PhD Student Position Available in area of Wireless Communication Networks at EURECOM Sophia Antipolis, France
Posted On Wednesday, August 6, 2008 at at 3:36 AM by scholarship-sourcePhD Fully Funded by Comprehensive Scholarship
EURECOM Sophia Antipolis, France
What:
- PhD research assistant position available
- Studies fully funded by comprehensive scholarship
PhD general topic:
- Research in wireless communication networks
Where and When:
- EURECOM - Sophia Antipolis, French Riviera ( www.eurecom.fr/cm.en.htm )
- Starting in Fall 2008
Contact:
- Email CV to Prof. Petros Elia ( elia@eurecom.fr ) ( www.eurecom.fr/people/elia.en.htm )
Description of Research: Interdisciplinary research in the general area of wireless communication networks, with emphasis in cooperative networks of the future, with subtopics potentially including:
- Cooperative networks - cooperative diversity
- Network and MIMO coding techniques
- Information theoretic bounds
- Stochastic network optimization
- Queuing theoretic aspects
- Complexity of information extraction in wireless communications networks
- Application of sensor networks
Salient features of PhD Position and Research Topic:
- Studies, salary and benefits fully funded by scholarship
- Very competitive salary and benefits package
- Participation in European networks-of-excellence and research projects
- Collaborations with leading research groups
- Proposed research combines engineering and mathematics, theory and practice
- Topic strongly embraced by both academia and industry
- Advanced courses Electrical Engineering and Mathematics
- Fully funded attendance to international conferences
Expected Qualifications of PhD Candidates: Best to have a strong mathematical background, preferably in topics such as analysis, random processes, linear algebra.

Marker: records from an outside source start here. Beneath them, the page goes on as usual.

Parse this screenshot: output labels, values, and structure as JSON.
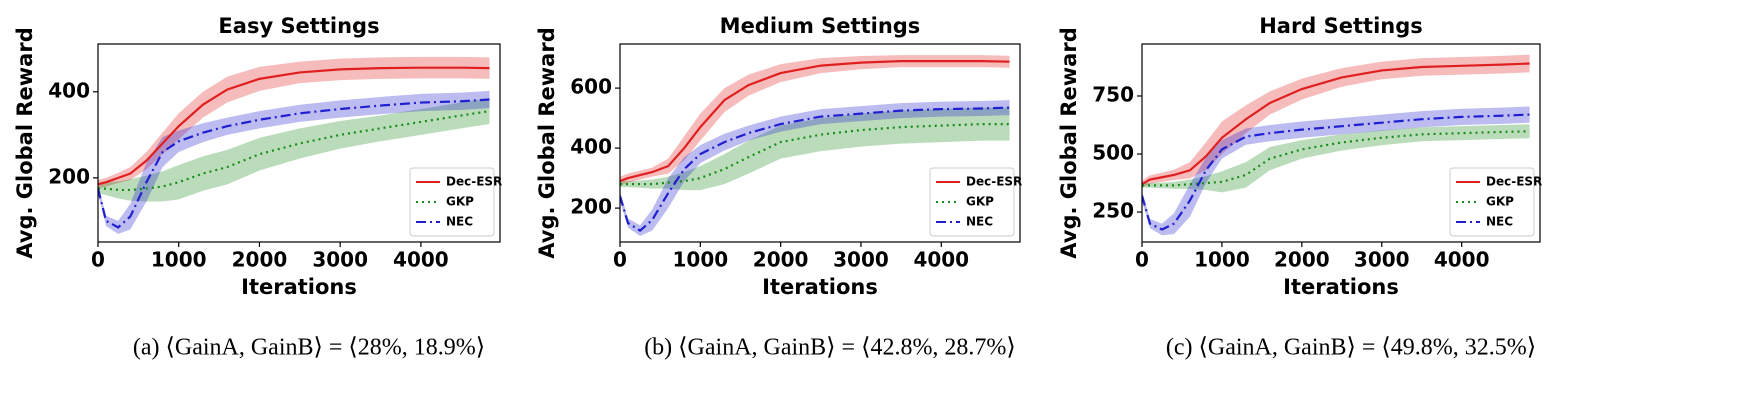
{
  "chart_data": [
    {
      "type": "line",
      "title": "Easy Settings",
      "caption": "(a) ⟨GainA, GainB⟩ = ⟨28%, 18.9%⟩",
      "xlabel": "Iterations",
      "ylabel": "Avg. Global Reward",
      "legend": "lower right",
      "x": [
        0,
        100,
        250,
        400,
        600,
        800,
        1000,
        1300,
        1600,
        2000,
        2500,
        3000,
        3500,
        4000,
        4500,
        4850
      ],
      "xlim": [
        0,
        4980
      ],
      "ylim": [
        51,
        511
      ],
      "xticks": [
        0,
        1000,
        2000,
        3000,
        4000
      ],
      "yticks": [
        200,
        400
      ],
      "series": [
        {
          "name": "Dec-ESR",
          "color": "#e02020",
          "linestyle": "solid",
          "values": [
            185,
            190,
            200,
            210,
            240,
            280,
            320,
            370,
            405,
            430,
            445,
            452,
            455,
            456,
            456,
            455
          ],
          "spread": [
            10,
            10,
            12,
            15,
            20,
            25,
            30,
            30,
            30,
            28,
            25,
            25,
            25,
            25,
            25,
            25
          ]
        },
        {
          "name": "GKP",
          "color": "#1a8a1a",
          "linestyle": "dotted",
          "values": [
            175,
            175,
            172,
            172,
            175,
            180,
            190,
            210,
            225,
            255,
            280,
            300,
            315,
            330,
            345,
            355
          ],
          "spread": [
            10,
            15,
            20,
            25,
            30,
            35,
            40,
            40,
            40,
            38,
            35,
            32,
            30,
            30,
            30,
            30
          ]
        },
        {
          "name": "NEC",
          "color": "#2020d0",
          "linestyle": "dashdot",
          "values": [
            175,
            100,
            85,
            110,
            190,
            260,
            285,
            305,
            320,
            335,
            350,
            360,
            368,
            375,
            378,
            382
          ],
          "spread": [
            10,
            12,
            15,
            30,
            45,
            35,
            25,
            22,
            20,
            20,
            20,
            20,
            20,
            20,
            20,
            20
          ]
        }
      ]
    },
    {
      "type": "line",
      "title": "Medium Settings",
      "caption": "(b) ⟨GainA, GainB⟩ = ⟨42.8%, 28.7%⟩",
      "xlabel": "Iterations",
      "ylabel": "Avg. Global Reward",
      "legend": "lower right",
      "x": [
        0,
        100,
        250,
        400,
        600,
        800,
        1000,
        1300,
        1600,
        2000,
        2500,
        3000,
        3500,
        4000,
        4500,
        4850
      ],
      "xlim": [
        0,
        4980
      ],
      "ylim": [
        87,
        747
      ],
      "xticks": [
        0,
        1000,
        2000,
        3000,
        4000
      ],
      "yticks": [
        200,
        400,
        600
      ],
      "series": [
        {
          "name": "Dec-ESR",
          "color": "#e02020",
          "linestyle": "solid",
          "values": [
            290,
            300,
            310,
            320,
            340,
            400,
            470,
            560,
            610,
            650,
            675,
            685,
            690,
            690,
            690,
            688
          ],
          "spread": [
            15,
            15,
            15,
            15,
            25,
            40,
            45,
            40,
            35,
            30,
            25,
            22,
            20,
            20,
            20,
            20
          ]
        },
        {
          "name": "GKP",
          "color": "#1a8a1a",
          "linestyle": "dotted",
          "values": [
            280,
            280,
            280,
            280,
            285,
            290,
            300,
            330,
            370,
            420,
            445,
            460,
            470,
            475,
            480,
            480
          ],
          "spread": [
            10,
            10,
            12,
            15,
            20,
            30,
            40,
            50,
            55,
            55,
            55,
            55,
            55,
            55,
            55,
            55
          ]
        },
        {
          "name": "NEC",
          "color": "#2020d0",
          "linestyle": "dashdot",
          "values": [
            240,
            150,
            125,
            160,
            250,
            330,
            380,
            420,
            450,
            480,
            505,
            515,
            525,
            530,
            532,
            535
          ],
          "spread": [
            15,
            15,
            18,
            35,
            50,
            40,
            30,
            28,
            25,
            25,
            25,
            25,
            25,
            25,
            25,
            25
          ]
        }
      ]
    },
    {
      "type": "line",
      "title": "Hard Settings",
      "caption": "(c) ⟨GainA, GainB⟩ = ⟨49.8%, 32.5%⟩",
      "xlabel": "Iterations",
      "ylabel": "Avg. Global Reward",
      "legend": "lower right",
      "x": [
        0,
        100,
        250,
        400,
        600,
        800,
        1000,
        1300,
        1600,
        2000,
        2500,
        3000,
        3500,
        4000,
        4500,
        4850
      ],
      "xlim": [
        0,
        4980
      ],
      "ylim": [
        121,
        974
      ],
      "xticks": [
        0,
        1000,
        2000,
        3000,
        4000
      ],
      "yticks": [
        250,
        500,
        750
      ],
      "series": [
        {
          "name": "Dec-ESR",
          "color": "#e02020",
          "linestyle": "solid",
          "values": [
            370,
            390,
            400,
            410,
            430,
            490,
            570,
            650,
            720,
            780,
            830,
            860,
            875,
            880,
            885,
            890
          ],
          "spread": [
            15,
            18,
            20,
            22,
            35,
            60,
            70,
            60,
            50,
            45,
            40,
            38,
            38,
            38,
            38,
            38
          ]
        },
        {
          "name": "GKP",
          "color": "#1a8a1a",
          "linestyle": "dotted",
          "values": [
            365,
            365,
            365,
            365,
            370,
            375,
            380,
            410,
            480,
            520,
            550,
            570,
            585,
            590,
            595,
            598
          ],
          "spread": [
            10,
            10,
            12,
            15,
            20,
            30,
            45,
            55,
            50,
            40,
            35,
            32,
            30,
            30,
            30,
            30
          ]
        },
        {
          "name": "NEC",
          "color": "#2020d0",
          "linestyle": "dashdot",
          "values": [
            320,
            200,
            175,
            200,
            300,
            430,
            520,
            575,
            590,
            605,
            620,
            635,
            650,
            660,
            665,
            670
          ],
          "spread": [
            20,
            20,
            25,
            45,
            70,
            55,
            40,
            35,
            35,
            35,
            35,
            35,
            35,
            35,
            35,
            35
          ]
        }
      ]
    }
  ]
}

Research in the area of wireless communication networks has recently experienced an unprecedented embrace by both industry and academia. Interest has been fueled by advances that promise exponential gains in the error performance of networks with reduced structure, little central oversight, and limited computational capabilities. The research area's utility and challenging nature is demonstrated both by the contributions from a variety of disciplines, such as information theory, discrete mathematics, game theory and finance, as well as from the effort to unify the above and to bring forth the inherent complexities of multi-terminal communication and interaction.

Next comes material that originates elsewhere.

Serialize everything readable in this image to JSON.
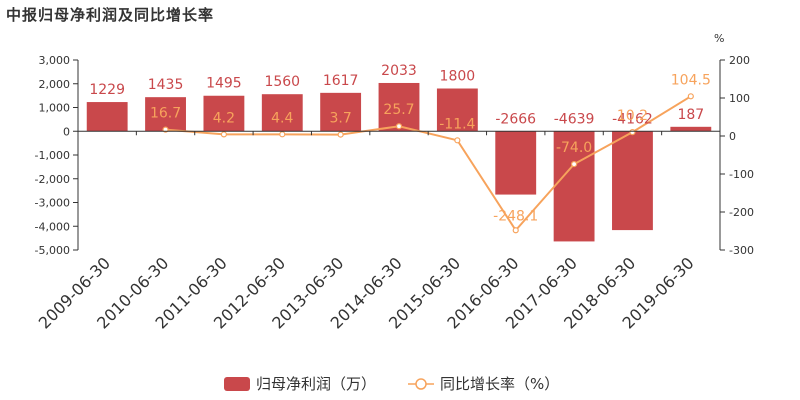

In pace with the above challenges, the proposed Thesis will seek to explore the theoretical limitations of network communications, propose novel network coding schemes, present relaying methods and cooperation protocols, and investigate fundamental performance tradeoffs. The research will seek to provide an in-depth and unifying exposition to the complex nature of analyzing, coding, cooperating, controlling and competing in wireless networks, utilizing the intricacies of multi-terminal network theory and the advanced mathematical structures that support network communication and interactions.
Furthermore the proposed research will study advanced telecommunications techniques for opportunistic and cooperative multi-user communications for complex and dynamically changing wireless networks. This is a fascinating area that uses advanced mathematical tools towards analysis and optimization of large-scale networks which can change arbitrarily fast, and in which actions have a strict delay constraint and strict practicality limitations.
The proposed Ph.D. Thesis is highly conducive to inter-disciplinary collaboration, it builds on a diverse set of theoretical breakthroughs (· random matrix theory · division algebras · combinatorics · algebraic geometry) and has been strongly embraced by technology (· sensor networks · decentralized/opportunistic networks · network control-communication-cooperation).
At the end of the day, the proposed work will aim to provide for theoretical breakthroughs as well as practical solutions to problems in complex wireless networks. The work is a natural continuation of our current research which has recently provided near optimal solutions for a variety of wireless network settings.